What Should be on the Homescreen Exactly?

The homescreen, being the page that all users see first every time, is one of the most important pages for the business, and consequently the homescreen must balance various goals. Broadly speaking, there are three main ones:

Help users easily find more of what they already like,
Help users explore content of adjacent interest, and
Educate users about the content and what purpose it serves towards their higher needs.

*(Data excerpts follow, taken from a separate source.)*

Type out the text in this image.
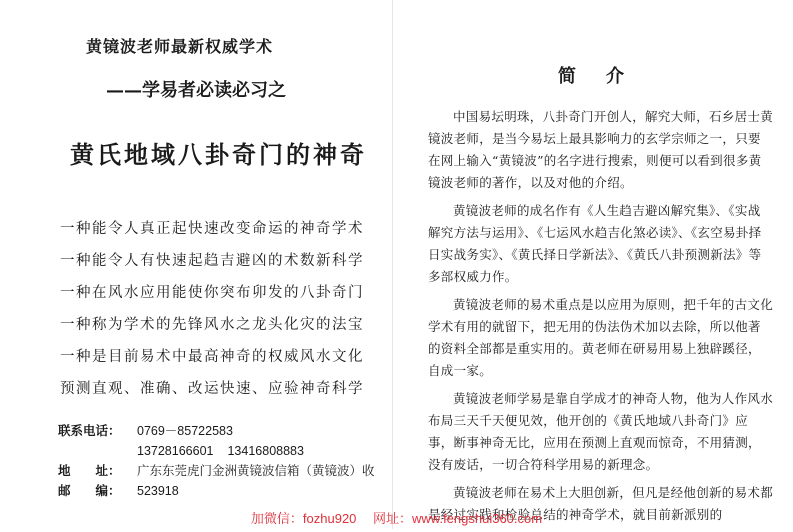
黄镜波老师最新权威学术
——学易者必读必习之
黄氏地域八卦奇门的神奇
一种能令人真正起快速改变命运的神奇学术
一种能令人有快速起趋吉避凶的术数新科学
一种在风水应用能使你突布卯发的八卦奇门
一种称为学术的先锋风水之龙头化灾的法宝
一种是目前易术中最高神奇的权威风水文化
预测直观、准确、改运快速、应验神奇科学
联系电话：	0769－85722583
13728166601 13416808883
地　　址：	广东东莞虎门金洲黄镜波信箱（黄镜波）收
邮　　编：	523918
简　介

中国易坛明珠，八卦奇门开创人，解究大师，石乡居士黄镜波老师，是当今易坛上最具影响力的玄学宗师之一，只要在网上输入“黄镜波”的名字进行搜索，则便可以看到很多黄镜波老师的著作，以及对他的介绍。

黄镜波老师的成名作有《人生趋吉避凶解究集》、《实战解究方法与运用》、《七运风水趋吉化煞必读》、《玄空易卦择日实战务实》、《黄氏择日学新法》、《黄氏八卦预测新法》等多部权威力作。

黄镜波老师的易术重点是以应用为原则，把千年的古文化学术有用的就留下，把无用的伪法伪术加以去除，所以他著的资料全部都是重实用的。黄老师在研易用易上独辟蹊径，自成一家。

黄镜波老师学易是靠自学成才的神奇人物，他为人作风水布局三天千天便见效，他开创的《黄氏地域八卦奇门》应事，断事神奇无比，应用在预测上直观而惊奇，不用猜测，没有废话，一切合符科学用易的新理念。

黄镜波老师在易术上大胆创新，但凡是经他创新的易术都是经过实践和检验总结的神奇学术，就目前新派别的

加微信：fozhu920　 网址：www.fengshui360.com
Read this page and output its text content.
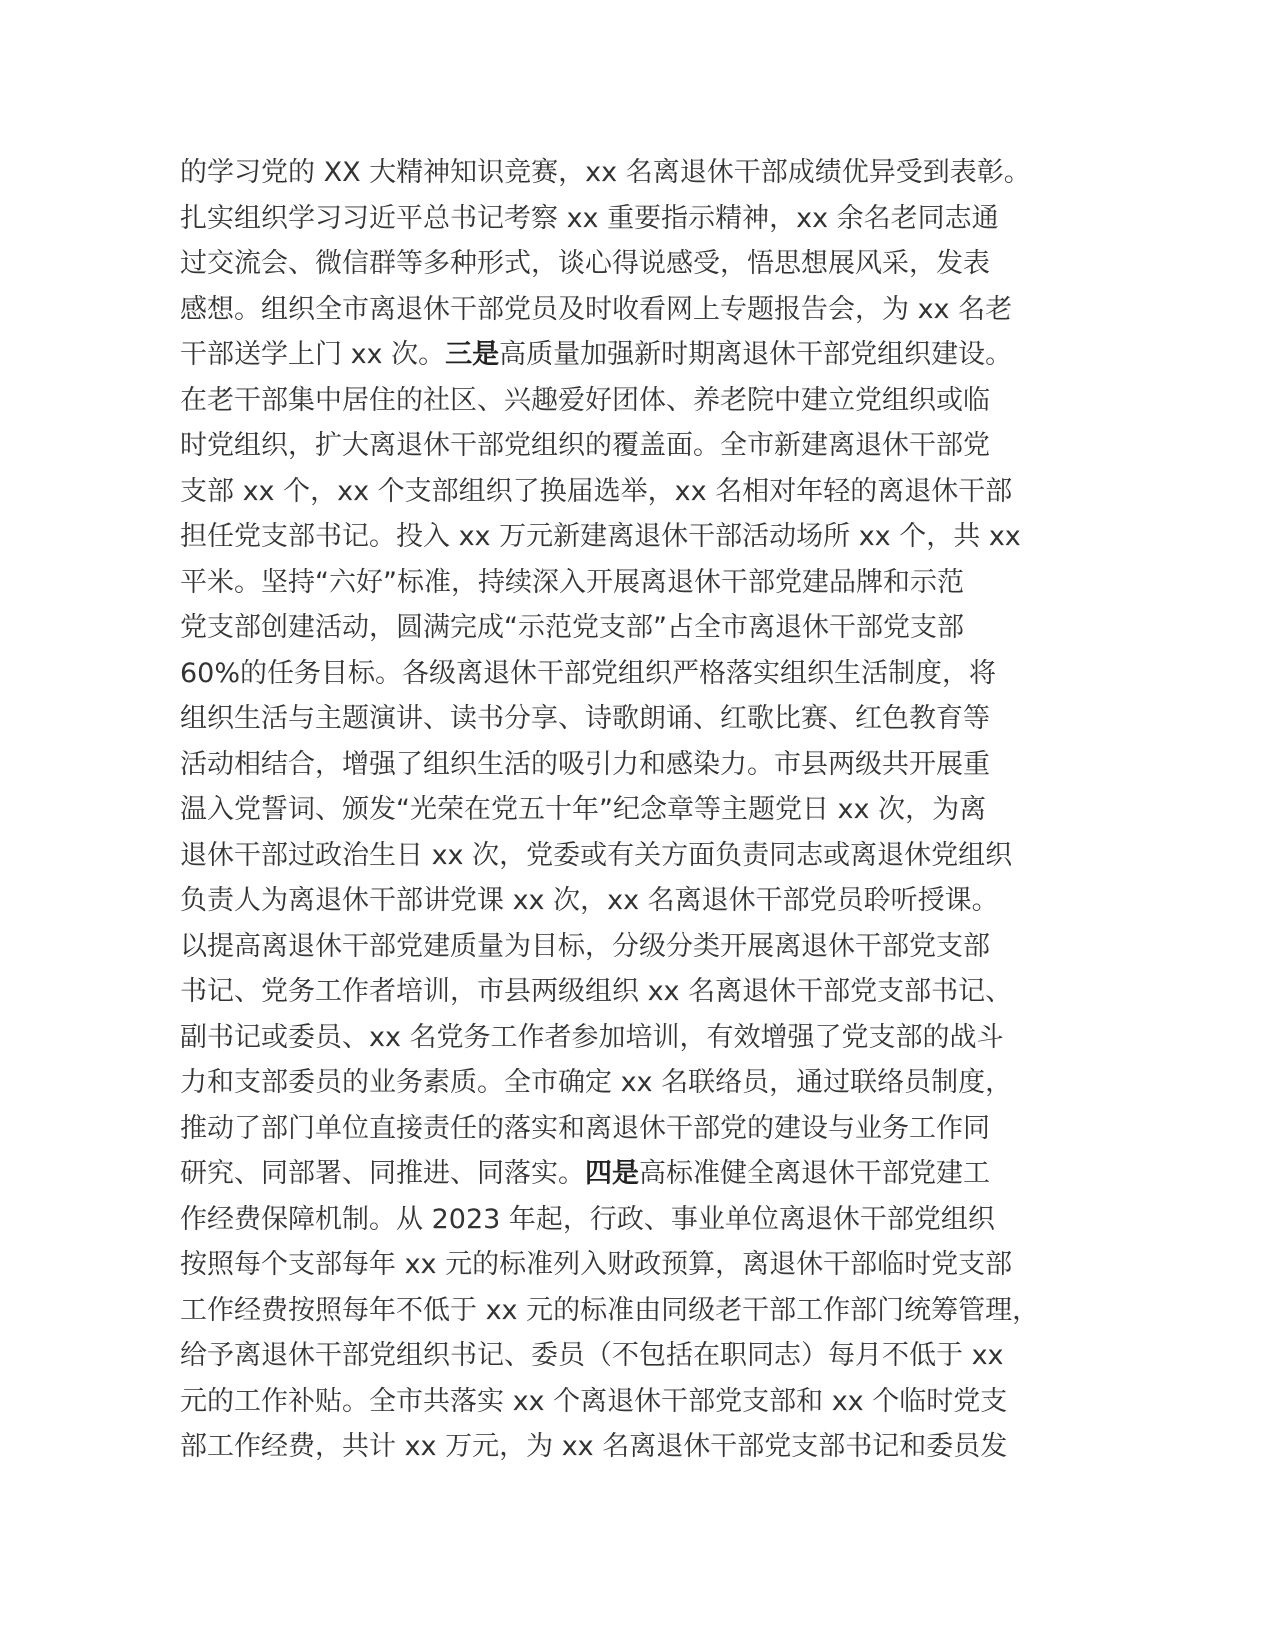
的学习党的 XX 大精神知识竞赛，xx 名离退休干部成绩优异受到表彰。
扎实组织学习习近平总书记考察 xx 重要指示精神，xx 余名老同志通
过交流会、微信群等多种形式，谈心得说感受，悟思想展风采，发表
感想。组织全市离退休干部党员及时收看网上专题报告会，为 xx 名老
干部送学上门 xx 次。三是高质量加强新时期离退休干部党组织建设。
在老干部集中居住的社区、兴趣爱好团体、养老院中建立党组织或临
时党组织，扩大离退休干部党组织的覆盖面。全市新建离退休干部党
支部 xx 个，xx 个支部组织了换届选举，xx 名相对年轻的离退休干部
担任党支部书记。投入 xx 万元新建离退休干部活动场所 xx 个，共 xx
平米。坚持“六好”标准，持续深入开展离退休干部党建品牌和示范
党支部创建活动，圆满完成“示范党支部”占全市离退休干部党支部
60%的任务目标。各级离退休干部党组织严格落实组织生活制度，将
组织生活与主题演讲、读书分享、诗歌朗诵、红歌比赛、红色教育等
活动相结合，增强了组织生活的吸引力和感染力。市县两级共开展重
温入党誓词、颁发“光荣在党五十年”纪念章等主题党日 xx 次，为离
退休干部过政治生日 xx 次，党委或有关方面负责同志或离退休党组织
负责人为离退休干部讲党课 xx 次，xx 名离退休干部党员聆听授课。
以提高离退休干部党建质量为目标，分级分类开展离退休干部党支部
书记、党务工作者培训，市县两级组织 xx 名离退休干部党支部书记、
副书记或委员、xx 名党务工作者参加培训，有效增强了党支部的战斗
力和支部委员的业务素质。全市确定 xx 名联络员，通过联络员制度，
推动了部门单位直接责任的落实和离退休干部党的建设与业务工作同
研究、同部署、同推进、同落实。四是高标准健全离退休干部党建工
作经费保障机制。从 2023 年起，行政、事业单位离退休干部党组织
按照每个支部每年 xx 元的标准列入财政预算，离退休干部临时党支部
工作经费按照每年不低于 xx 元的标准由同级老干部工作部门统筹管理，
给予离退休干部党组织书记、委员（不包括在职同志）每月不低于 xx
元的工作补贴。全市共落实 xx 个离退休干部党支部和 xx 个临时党支
部工作经费，共计 xx 万元，为 xx 名离退休干部党支部书记和委员发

The macro-objective is for our homescreen to not only be a place where Members can reliably find classes that they already know they will like but also discover new types of classes that pique their interest. If a user takes Groove classes most of the time, the homescreen should feature a personalized list of Groove classes. Similarly, if a user likes a particular instructor, we could also recommend instructors with similar teaching styles to help them find more instructors they like. If there is a brand new type of content such as Lanebreak, the homescreen should feature this unique gamified workout experience to let the users know about a new way of working out.

Creating New Personalized Rows

All the new personalized rows we set out to create for this iteration of the homescreen aimed to satisfy the first two goals listed above. The new rows for the first goal utilizes the already-known user interests towards certain types of content to help them quickly find classes they already like. The rows for the second goal helps Members explore the vast library of content Peloton has to offer by easing them into new types of content they may not have otherwise interacted with.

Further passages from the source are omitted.